This is a dockerized CLI tool that retrieves a GitHub App installation access token, given the App's ID and private key.
It was developed to be used in CI/CD platforms other than GitHub Actions, e.g. Azure DevOps or Circle CI, that need to interact with GitHub.com (or some GitHub Enterprise server) where your code is stored.
Example use cases:
- Authenticating Renovate Bot (as described in its documentation) against a self-hosted GitHub Enterprise instance
- Note: if you were using the
github.comservice, you could just use the official Renovate Bot GitHub app
- Note: if you were using the
- Authenticating Infrastructure-as-Code tools (such as Terraform or Ansible) so that they can, say, download Terraform modules (or Ansible roles) stored on GitHub, without using a Personal Access Token, or to allow Terraform to provision GitHub repositories (e.g.
github_repository)
On a Linux-based CI/CD runner, run the following in a shell. The GitHub app installation token will be printed to stdout (exit code 0). In case something went wrong, the exit code is 1 and the error details are printed to the console.
docker run --rm -v "$PWD/path/to/private-key.txt:/private-key.txt" ghcr.io/mshekow/github-app-installation-token:latest <app ID> <app installation ID> /private-key.txt <optional GitHub Enterprise API URL>
Run docker run --rm ghcr.io/mshekow/github-app-installation-token:latest to get help for the arguments.
The ghcr.io/mshekow/github-app-installation-token Docker image is built for Intel/AMD 64-bit and ARM 64-bit architectures. Just open a Pull Request if you need additional CPU architectures. It is automatically rebuilt whenever there are dependency updates
If you use GitHub Actions you can use https://github.com/jnwng/github-app-installation-token-action or https://github.com/tibdex/github-app-token.
If you are looking for a Docker-based alternative, define a (Docker) container-based job in your CI/CD pipeline, that starts a Node.js-based image. Use https://github.com/gagoar/github-app-installation-token to install a Node-based CLI tool that can retrieve GitHub App installation access tokens. At the time of writing this README, however, that repository seemed to lack maintenance, which is why I created this tool.

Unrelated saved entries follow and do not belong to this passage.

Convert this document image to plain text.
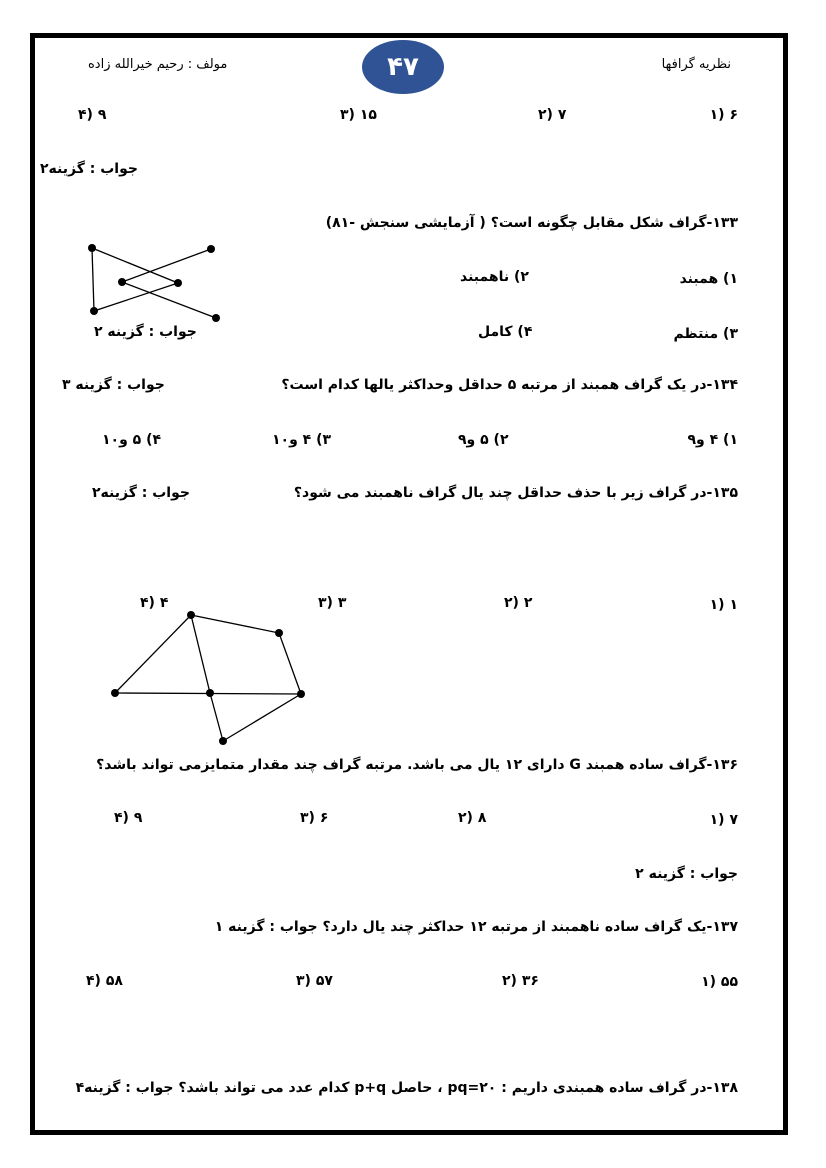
مولف : رحیم خیرالله زاده	۴۷	نظریه گرافها
۱) ۶
۲) ۷
۳) ۱۵
۴) ۹
جواب : گزینه۲
۱۳۳-گراف شکل مقابل چگونه است؟ ( آزمایشی سنجش -۸۱)
۱) همبند
۲) ناهمبند
۳) منتظم
۴) کامل
جواب : گزینه ۲
۱۳۴-در یک گراف همبند از مرتبه ۵ حداقل وحداکثر یالها کدام است؟
جواب : گزینه ۳
۱) ۴ و۹
۲) ۵ و۹
۳) ۴ و۱۰
۴) ۵ و۱۰
۱۳۵-در گراف زیر با حذف حداقل چند یال گراف ناهمبند می شود؟
جواب : گزینه۲
۱) ۱
۲) ۲
۳) ۳
۴) ۴
۱۳۶-گراف ساده همبند G دارای ۱۲ یال می باشد. مرتبه گراف چند مقدار متمایزمی تواند باشد؟
۱) ۷
۲) ۸
۳) ۶
۴) ۹
جواب : گزینه ۲
۱۳۷-یک گراف ساده ناهمبند از مرتبه ۱۲ حداکثر چند یال دارد؟ جواب : گزینه ۱
۱) ۵۵
۲) ۳۶
۳) ۵۷
۴) ۵۸
۱۳۸-در گراف ساده همبندی داریم : pq=۲۰ ، حاصل p+q کدام عدد می تواند باشد؟ جواب : گزینه۴
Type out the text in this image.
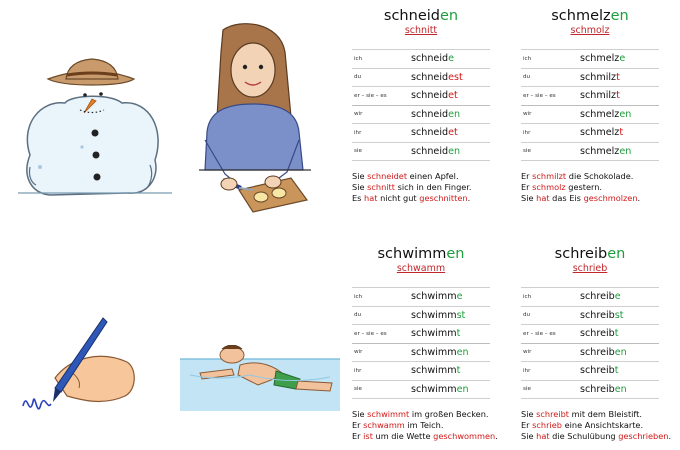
schneiden
schnitt
ich	schneide
du	schneidest
er – sie – es	schneidet
wir	schneiden
ihr	schneidet
sie	schneiden
Sie schneidet einen Apfel.
Sie schnitt sich in den Finger.
Es hat nicht gut geschnitten.
schmelzen
schmolz
ich	schmelze
du	schmilzt
er – sie – es	schmilzt
wir	schmelzen
ihr	schmelzt
sie	schmelzen
Er schmilzt die Schokolade.
Er schmolz gestern.
Sie hat das Eis geschmolzen.
schwimmen
schwamm
ich	schwimme
du	schwimmst
er – sie – es	schwimmt
wir	schwimmen
ihr	schwimmt
sie	schwimmen
Sie schwimmt im großen Becken.
Er schwamm im Teich.
Er ist um die Wette geschwommen.
schreiben
schrieb
ich	schreibe
du	schreibst
er – sie – es	schreibt
wir	schreiben
ihr	schreibt
sie	schreiben
Sie schreibt mit dem Bleistift.
Er schrieb eine Ansichtskarte.
Sie hat die Schulübung geschrieben.
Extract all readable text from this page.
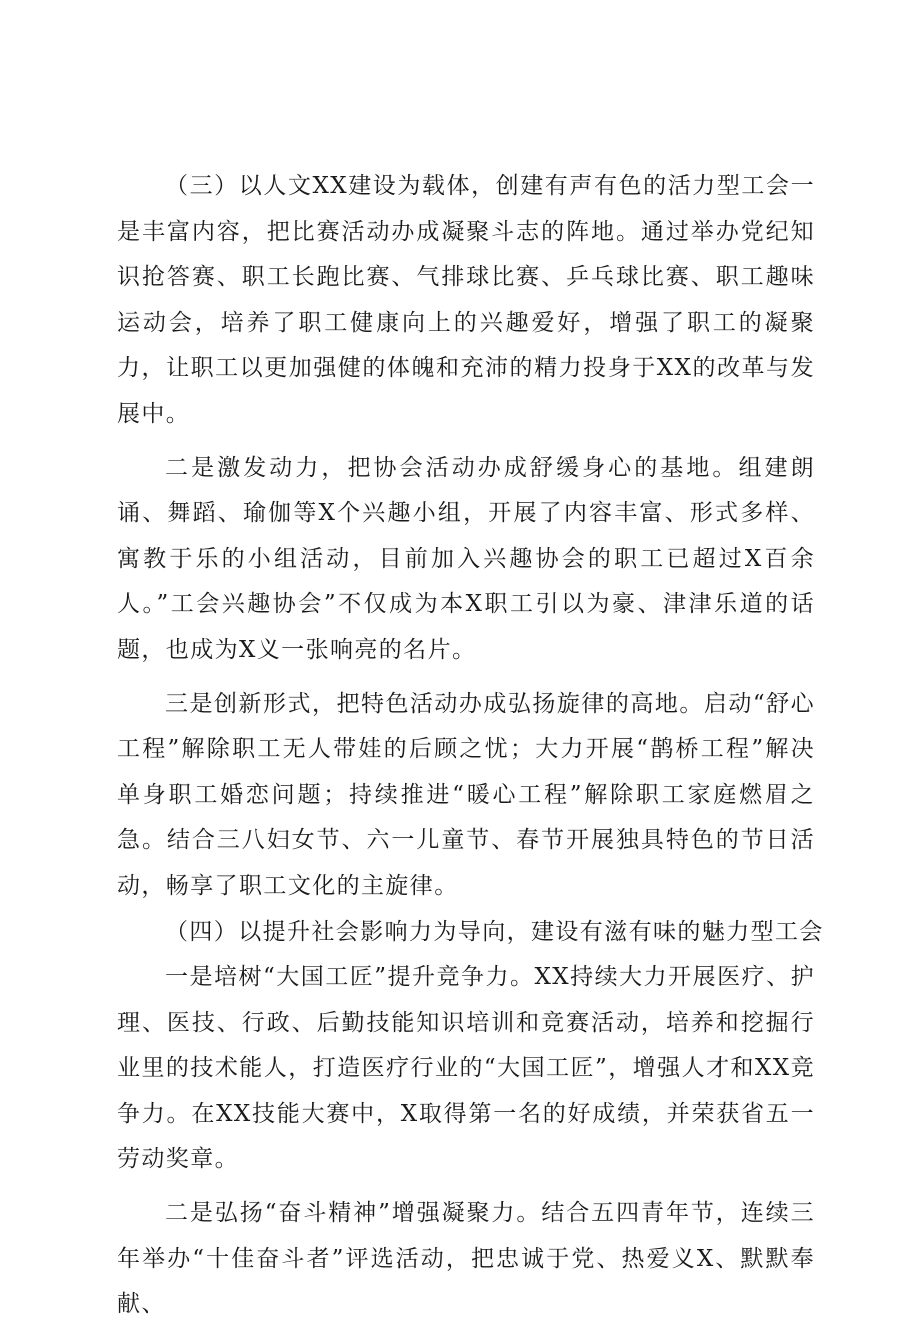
（三）以人文XX建设为载体，创建有声有色的活力型工会一是丰富内容，把比赛活动办成凝聚斗志的阵地。通过举办党纪知识抢答赛、职工长跑比赛、气排球比赛、乒乓球比赛、职工趣味运动会，培养了职工健康向上的兴趣爱好，增强了职工的凝聚力，让职工以更加强健的体魄和充沛的精力投身于XX的改革与发展中。

二是激发动力，把协会活动办成舒缓身心的基地。组建朗诵、舞蹈、瑜伽等X个兴趣小组，开展了内容丰富、形式多样、寓教于乐的小组活动，目前加入兴趣协会的职工已超过X百余人。”工会兴趣协会”不仅成为本X职工引以为豪、津津乐道的话题，也成为X义一张响亮的名片。

三是创新形式，把特色活动办成弘扬旋律的高地。启动“舒心工程”解除职工无人带娃的后顾之忧；大力开展“鹊桥工程”解决单身职工婚恋问题；持续推进“暖心工程”解除职工家庭燃眉之急。结合三八妇女节、六一儿童节、春节开展独具特色的节日活动，畅享了职工文化的主旋律。

（四）以提升社会影响力为导向，建设有滋有味的魅力型工会

一是培树“大国工匠”提升竞争力。XX持续大力开展医疗、护理、医技、行政、后勤技能知识培训和竞赛活动，培养和挖掘行业里的技术能人，打造医疗行业的“大国工匠”，增强人才和XX竞争力。在XX技能大赛中，X取得第一名的好成绩，并荣获省五一劳动奖章。

二是弘扬“奋斗精神”增强凝聚力。结合五四青年节，连续三年举办“十佳奋斗者”评选活动，把忠诚于党、热爱义X、默默奉献、
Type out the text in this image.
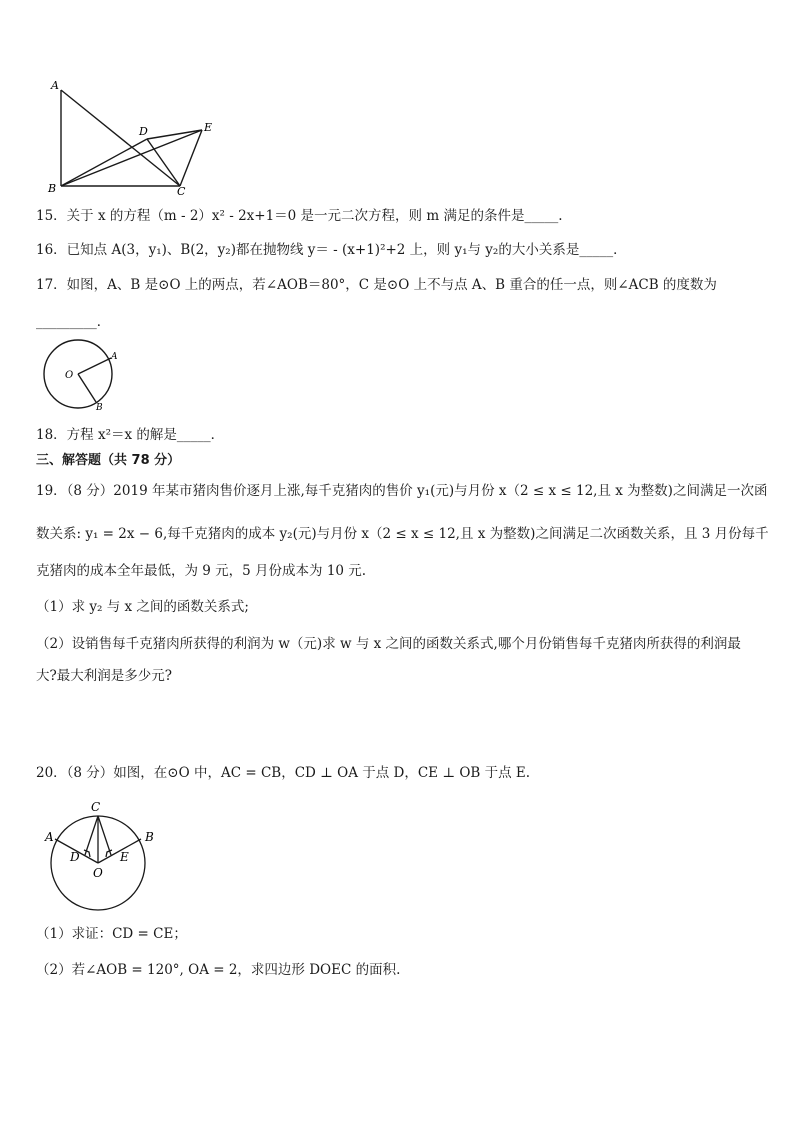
A
B	C
D	E
15．关于 x 的方程（m - 2）x² - 2x+1＝0 是一元二次方程，则 m 满足的条件是_____.
16．已知点 A(3，y₁)、B(2，y₂)都在抛物线 y＝ - (x+1)²+2 上，则 y₁与 y₂的大小关系是_____．
17．如图，A、B 是⊙O 上的两点，若∠AOB＝80°，C 是⊙O 上不与点 A、B 重合的任一点，则∠ACB 的度数为
_________．
O
A
B
18．方程 x²＝x 的解是_____．
三、解答题（共 78 分）
19．（8 分）2019 年某市猪肉售价逐月上涨,每千克猪肉的售价 y₁(元)与月份 x（2 ≤ x ≤ 12,且 x 为整数)之间满足一次函
数关系: y₁ = 2x − 6,每千克猪肉的成本 y₂(元)与月份 x（2 ≤ x ≤ 12,且 x 为整数)之间满足二次函数关系，且 3 月份每千
克猪肉的成本全年最低，为 9 元，5 月份成本为 10 元.
（1）求 y₂ 与 x 之间的函数关系式;
（2）设销售每千克猪肉所获得的利润为 w（元)求 w 与 x 之间的函数关系式,哪个月份销售每千克猪肉所获得的利润最
大?最大利润是多少元?
20．（8 分）如图，在⊙O 中，AC = CB，CD ⊥ OA 于点 D，CE ⊥ OB 于点 E.
C
A	B
D	E
O
（1）求证：CD = CE；
（2）若∠AOB = 120°, OA = 2，求四边形 DOEC 的面积.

The following azure-pipeline.yaml snippet demonstrates how to retrieve the GitHub App installation access token, to be consumed by Renovate Bot (see its documentation). We assume that you use Azure KeyVault to securely store your GitHub App's private key and the GitHub .com token (used by Renovate to work around GitHub API limits when fetching release data).
jobs:
- job: run_renovate_bot
displayName: Run Renovate Bot
variables: # Replace the concrete values with yours
githubAppId: 123
githubAppInstallationId: 456
githubServerUrl: https://your.github.enterprise.instance.url/api/v3
steps:
- task: AzureKeyVault@2
inputs: # Replace the concrete values with yours
azureSubscription: 'Your-Azure-Subscription'
KeyVaultName: 'Your-Key-Vault-Name'
SecretsFilter: '*'
RunAsPreJob: true
# "renovateGitHubAppPrivateKey" is the name of the secret in your KeyVault which the
# "AzureKeyVault@2" task has made available as Azure DevOps variable $(renovateGitHubAppPrivateKey)
- script: |
set -euxo pipefail
cat <<EndOfFile >> priv-key.txt
$(renovateGitHubAppPrivateKey)
EndOfFile
displayName: download GitHub app private key
- script: |-
set -euo pipefail
APP_INSTALLATION_TOKEN=$(
{
docker run --rm -v "$PWD/priv-key.txt:/private-key.txt" \
ghcr.io/mshekow/github-app-installation-token:latest \
$(githubAppId) $(githubAppInstallationId) /private-key.txt $(githubServerUrl)
}
)
echo "##vso[task.setvariable variable=appInstallationToken;issecret=true]$APP_INSTALLATION_TOKEN"
displayName: Get GitHub app installation access token
- script: |-
set -euo pipefail
export RENOVATE_TOKEN='$(appInstallationToken)'
docker run --rm -v "$PWD/config.js:/usr/src/app/config.js" -e RENOVATE_TOKEN -e GITHUB_COM_TOKEN -e LOG_LEVEL renovate/renovate
env:
GITHUB_COM_TOKEN: $(githubComPat) # Replace with the name of they KeyVault secret that stores your GitHub.com PAT
LOG_LEVEL: "debug" # By default, Renovate Bot only prints INFO-level statements
displayName: Run Renovate BotThe RENOVATE_TOKEN environment variable ensures that Renovate uses the provided GitHub App installation access token (it is equivalent to setting the token explicitly in config.js).